This exhibit, The Monster’s Library, celebrates the 200th anniversary of Mary Shelley’s Frankenstein (1818). Only 18 when she began the novel, Shelley recalled its genesis as a “waking dream” that occurred after her friend Lord Byron invited a small circle of friends, including her future husband Percy Shelley, to participate in a storytelling contest.
While Shelley powerfully describes the unbidden vision of the “pale student of unhallowed arts” that appeared to her in the night, it is clear that her work is also the result of years of serious and expansive reading.
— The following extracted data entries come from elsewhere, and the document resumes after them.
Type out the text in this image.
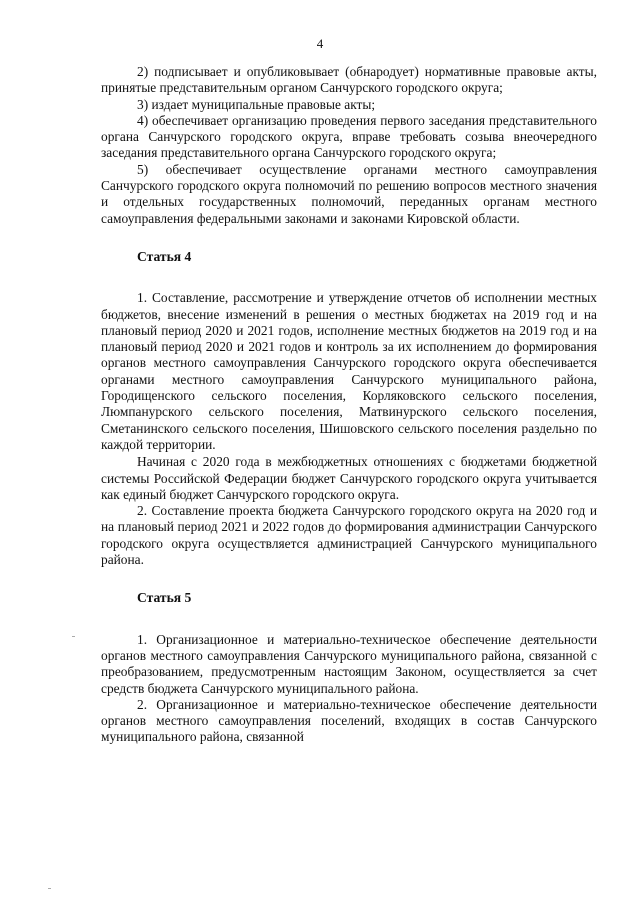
4

2) подписывает и опубликовывает (обнародует) нормативные правовые акты, принятые представительным органом Санчурского городского округа;

3) издает муниципальные правовые акты;

4) обеспечивает организацию проведения первого заседания представительного органа Санчурского городского округа, вправе требовать созыва внеочередного заседания представительного органа Санчурского городского округа;

5) обеспечивает осуществление органами местного самоуправления Санчурского городского округа полномочий по решению вопросов местного значения и отдельных государственных полномочий, переданных органам местного самоуправления федеральными законами и законами Кировской области.

Статья 4

1. Составление, рассмотрение и утверждение отчетов об исполнении местных бюджетов, внесение изменений в решения о местных бюджетах на 2019 год и на плановый период 2020 и 2021 годов, исполнение местных бюджетов на 2019 год и на плановый период 2020 и 2021 годов и контроль за их исполнением до формирования органов местного самоуправления Санчурского городского округа обеспечивается органами местного самоуправления Санчурского муниципального района, Городищенского сельского поселения, Корляковского сельского поселения, Люмпанурского сельского поселения, Матвинурского сельского поселения, Сметанинского сельского поселения, Шишовского сельского поселения раздельно по каждой территории.

Начиная с 2020 года в межбюджетных отношениях с бюджетами бюджетной системы Российской Федерации бюджет Санчурского городского округа учитывается как единый бюджет Санчурского городского округа.

2. Составление проекта бюджета Санчурского городского округа на 2020 год и на плановый период 2021 и 2022 годов до формирования администрации Санчурского городского округа осуществляется администрацией Санчурского муниципального района.

Статья 5

1. Организационное и материально-техническое обеспечение деятельности органов местного самоуправления Санчурского муниципального района, связанной с преобразованием, предусмотренным настоящим Законом, осуществляется за счет средств бюджета Санчурского муниципального района.

2. Организационное и материально-техническое обеспечение деятельности органов местного самоуправления поселений, входящих в состав Санчурского муниципального района, связанной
Shelley’s subsequent reference to her completed book as her “hideous progeny” invites us to see the parallels between her creative work and Victor Frankenstein’s.
Just as the creature’s body is made up of previously scattered parts, Shelley’s creation is a book made up of other books. To investigate the remarkable intertextuality of Shelley’s project, students in Frankenstein: Origins and Afterlives have identified three “Libraries” within the novel itself. The most literal of the three, “The Creature’s Library,” consists of the volumes that the abandoned creature finds in a satchel and uses to craft his humanity in the absence of his creator. “Victor Frankenstein’s Library” collects scientific and poetic works referenced by that creator, while “The Author’s Library” displays influential writings by Shelley’s family members and others. The discoveries our students present here are a reminder that libraries and special collections continue to be laboratories of innovative research today.
Objects include books and original letters, a wax model brain on loan from the Becker Medical Library, and a rare original edition of the book featuring the famous frontspiece of the Creature and Dr. Frankenstein in his laboratory.